STLT#321, Here in the Flesh

Let me start off by saying I feel significantly better today, with just a leftover fog from the meds and sleeping a lot. Phew – what a weird siege that was. Yet even a clearer head and lack of pain won’t help me today.

Let me say for the record that I am glad we have a variety of hymns that speak to all theologies, including atheism. But it is also true that all I can come up with this morning is a smart ass thought: namely, I might be more inclined to love these atheist hymns if the tunes were more appealing.  I’m finding the melodies discordant, which isn’t helping me embrace the lyrics’ (a)theologies.

I mean, this lyric, from a sonnet by 20th-century poet John Mansfield, isn’t wrong necessarily, but I guess what I find hard to understand (and this is just me talking here) is why we would want to settle for these limits. Here is all that we can know” – where’s curiosity and discovery? And I’m not sure I get how one understands the universal mind when the flesh is all we know…

Here in the flesh is all that we can know,
all beauty, all wonder, all the power,
all the unearthly colors, all the glow,
here in the self which withers like a flower.

Here in the flesh is all that we will find,
swift in the blood and throbbing in the bone,
Beauty herself, the universal mind,
eternal April wandering alone.

I know I have thoughtful atheist friends who will not like that I struggle to understand atheism and one or two who might thing I’m dismissing them. I am trying to understand, and I think I do a good job as a religious professional of making space for them and those who identify with other theologies in my work. As an individual person, just sitting here on the sofa in my pjs with my first cup of coffee, however, I struggle with it.

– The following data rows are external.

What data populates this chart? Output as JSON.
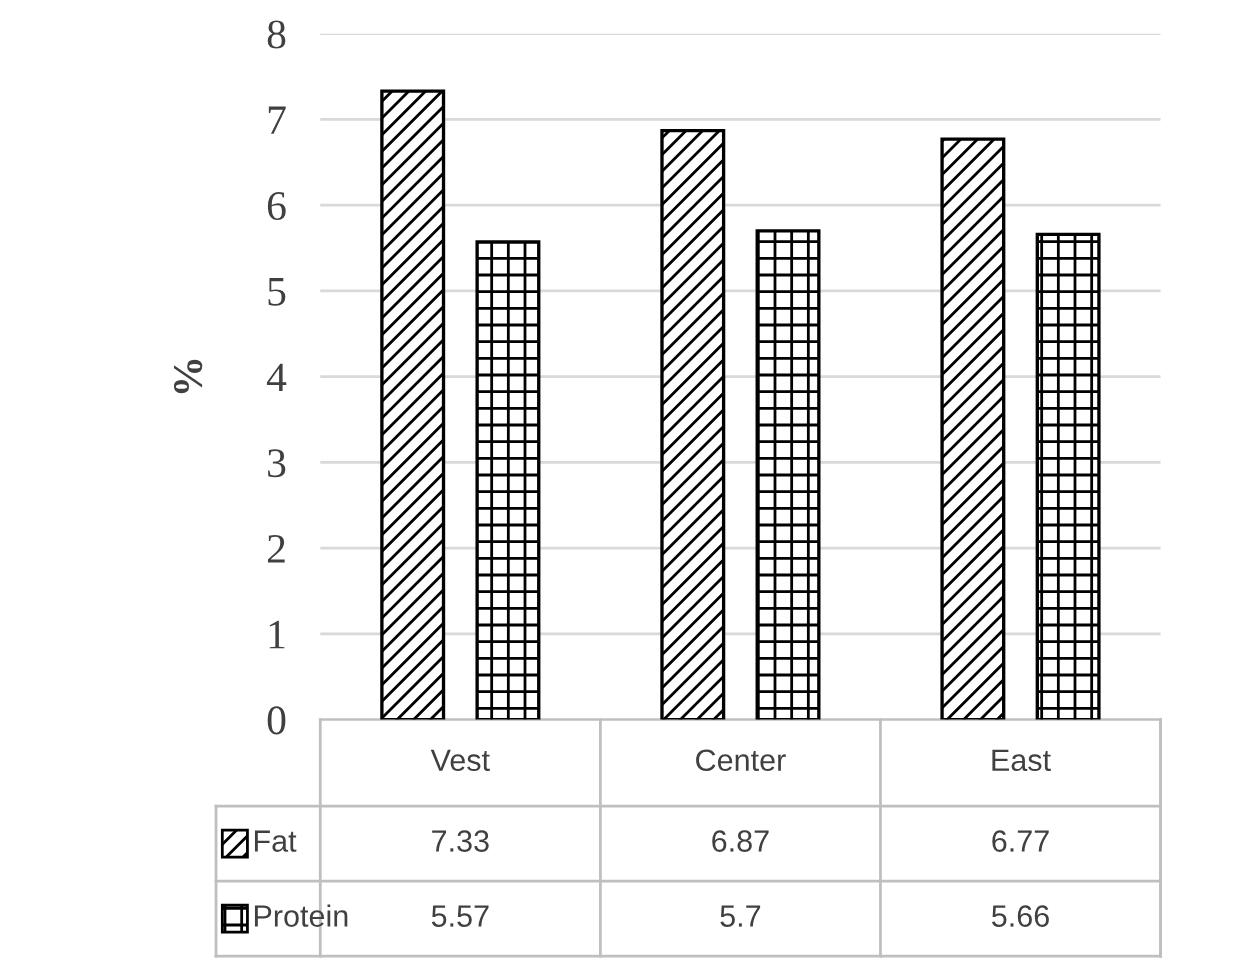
{
  "chart_data": {
    "type": "bar",
    "ylabel": "%",
    "categories": [
      "Vest",
      "Center",
      "East"
    ],
    "series": [
      {
        "name": "Fat",
        "color": "#000000",
        "values": [
          7.33,
          6.87,
          6.77
        ]
      },
      {
        "name": "Protein",
        "color": "#000000",
        "values": [
          5.57,
          5.7,
          5.66
        ]
      }
    ],
    "ylim": [
      0,
      8
    ],
    "yticks": [
      0,
      1,
      2,
      3,
      4,
      5,
      6,
      7,
      8
    ],
    "grid": "y",
    "legend": "bottom",
    "data_labels": true
  }
}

I also wish to quibble with the phrase “beauty herself” – argh. Beauty isn’t female, it’s a quality. A thing. An it. Grrr….


This is not a hymn I’d use unless I heard that the song, written by STLT hymnal commission member TJ Anderson, was lovely and graceful and reasonable to sing – plunking out the melody on my phone didn’t help one bit.

And because I couldn’t come up with anything for a photo, I’ve chosen a pic of Fairy Glen on the Isle of Skye in Scotland (public domain).

1 Comment

  1. Where else will you find a hymn with a musical reference to Stravinsky’s “Rite of Spring” at the end of each verse!?!